Мундир! Один мундир! Он в прежнем их быту
Когда-то укрывал, расшитый и красивый,
Их слабодушие, рассудка нищету;
И нам за ними в путь счастливый!..

В этом, казалось бы, совершенно незначительном эпизоде в конечном счете выразился глубокий и масштабный конфликт. И отмена многих «мундиров» в послесталинские годы представляла собой достаточно многозначительную акцию 546 . Но об этом — в следующей главе.

Глава девятая

«ХРУЩЕВСКАЯ» ДЕСЯТИЛЕТКА

Истинное значение и смысл того, что происходило в 1955-1964 годах, во многом не выяснены и даже искажены, так как вплоть до 1990-х годов этот период вообще не изучался историками (и как слишком недавний, и в силу определенных запретов), да и в последнее время о нем написано весьма немного, а кроме того, с конца 1980-х Никита Сергеевич был — как я постараюсь доказать, совершенно необоснованно — объявлен «предтечей перестройки» (пусть только начавшим, но не завершившим «процесс»). В результате суть хрущевского времени была окончательно затемнена, ибо оно с объективной точки зрения во многом прямо противоположно «процессу», начавшемуся во второй половине 1980-х годов.

Правда, М. С. Горбачев и его окружение явно были уверены, что они продолжают дело Хрущева; но это было чисто субъективным представлением, а реальное движение истории приобрело к 1990-м годам совершенно иную направленность.
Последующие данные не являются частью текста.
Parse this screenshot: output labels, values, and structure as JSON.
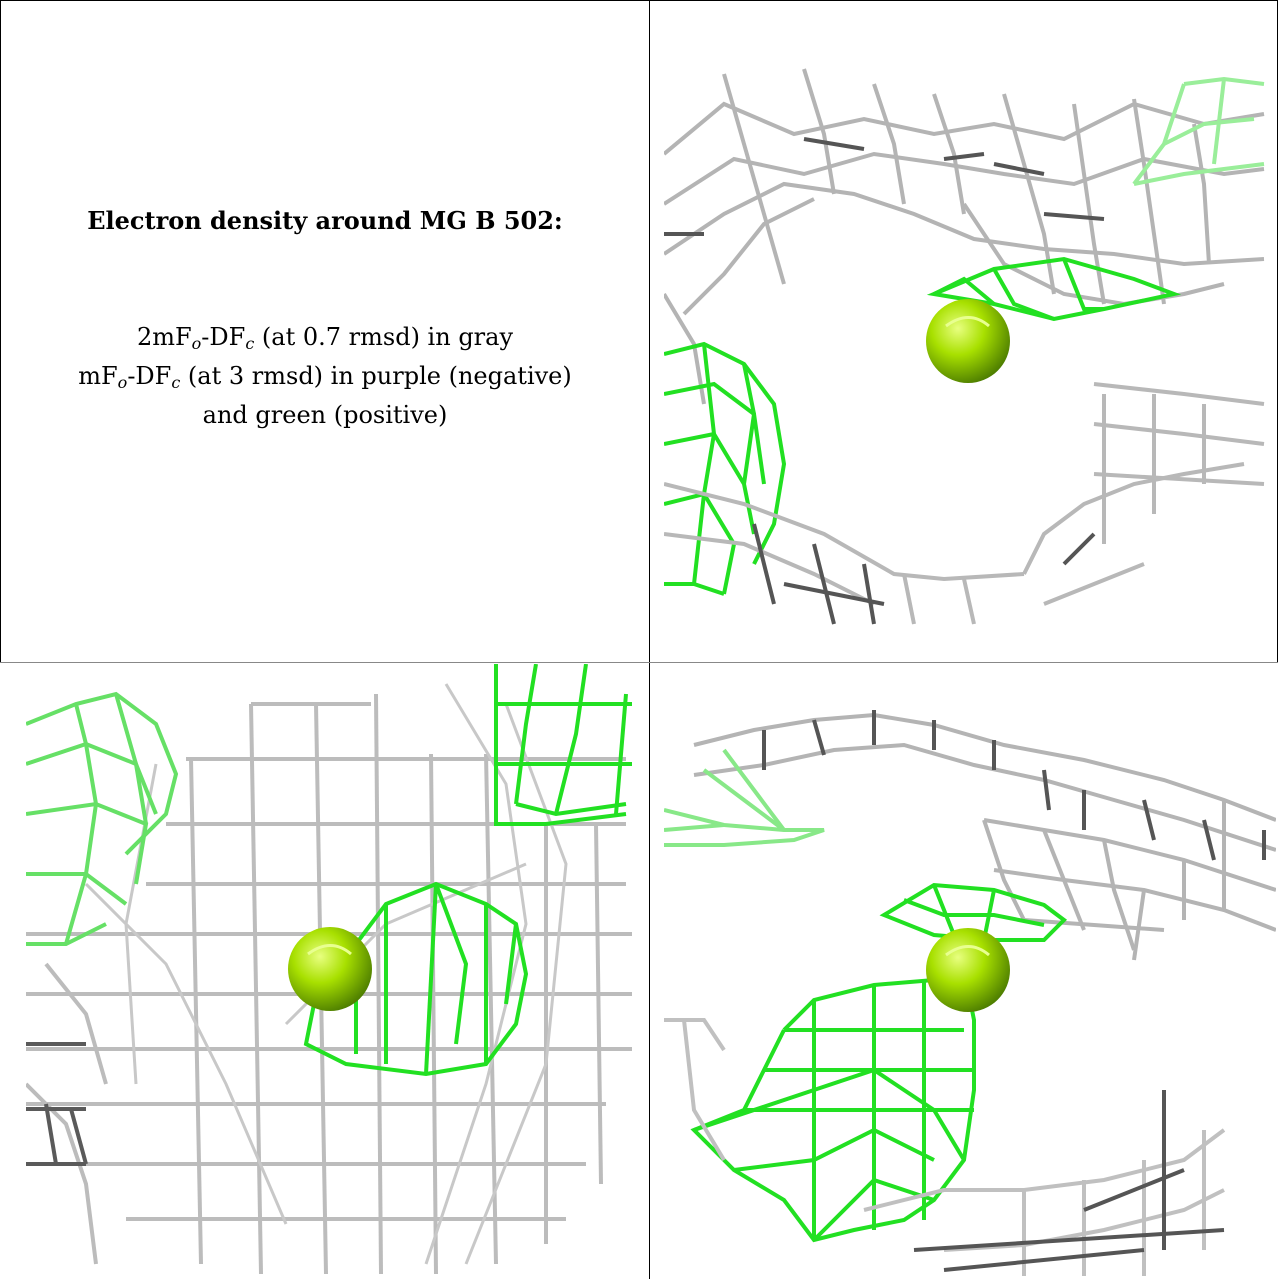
{
  "legend": {
    "title": "Electron density around MG B 502:",
    "line1": {
      "prefix": "2mF",
      "sub1": "o",
      "mid": "-DF",
      "sub2": "c",
      "suffix": " (at 0.7 rmsd) in gray"
    },
    "line2": {
      "prefix": "mF",
      "sub1": "o",
      "mid": "-DF",
      "sub2": "c",
      "suffix": " (at 3 rmsd) in purple (negative)"
    },
    "line3": "and green (positive)"
  },
  "colors": {
    "gray_mesh": "#b8b8b8",
    "dark_mesh": "#555555",
    "green_mesh": "#22e022",
    "light_green_mesh": "#88ee88",
    "magnesium_sphere": "#9ad400"
  },
  "panels": [
    {
      "name": "view-top-right"
    },
    {
      "name": "view-bottom-left"
    },
    {
      "name": "view-bottom-right"
    }
  ]
}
И закономерно, что руль власти, который вроде бы надежно держал в своих руках поначалу Горбачев, в 1991 году был не столько вырван, сколько как бы сам вырвался из его рук, ибо страна двигалась совсем не туда, куда он рассчитывал ее вести.

Казалось бы, многое поначалу являло собой прямое продолжение хрущевской линии; так, например, к концу 1980-х годов были реабилитированы и, более того, превознесены до небес те репрессированные в 1930-х годах виднейшие большевистские деятели, которых при Хрущеве по тем или иным причинам не решились реабилитировать. Однако спустя краткое время о большевиках вообще громко заговорили как о зловещих губителях страны!

Характерна в этом отношении «творческая биография» всегда напряженно державшего нос по ветру Волкогонова. В конце 1980-х годов он сконструировал объемистое сочинение о Сталине, открывавшееся цитатой из хрущевского доклада на ХХ съезде партии и, в полном соответствии с ним, противопоставлявшее ужасного генсека прекрасному Ленину; однако уже к 1994 году генерал от идеологии скомпоновал сочинение о последнем, и Владимир Ильич предстал в нем чуть ли не как более мрачная фигура, чем Иосиф Виссарионович!

Словом, пользуясь знаменитым в то время горбачевским выражением, «процесс пошел», — однако пошел совсем не в том направлении, и Михаил Сергеевич нежданно оказался далеко на обочине действительного «процесса»…

Нельзя недооценивать по-своему замечательный «переворот» в политической терминологии: горячих сторонников «оттепели» с 1960-х годов называли (в том числе и они сами) «левыми», а противников — «правыми». Точно так же в течение нескольких лет называли и радикальных сторонников «перестройки», — но затем они вдруг стали называться (и, надо сказать, не без оснований) «правыми»! Эта терминологическая чехарда особенно ясно обнажает несостоятельность господствующих понятий о ходе новейшей истории страны.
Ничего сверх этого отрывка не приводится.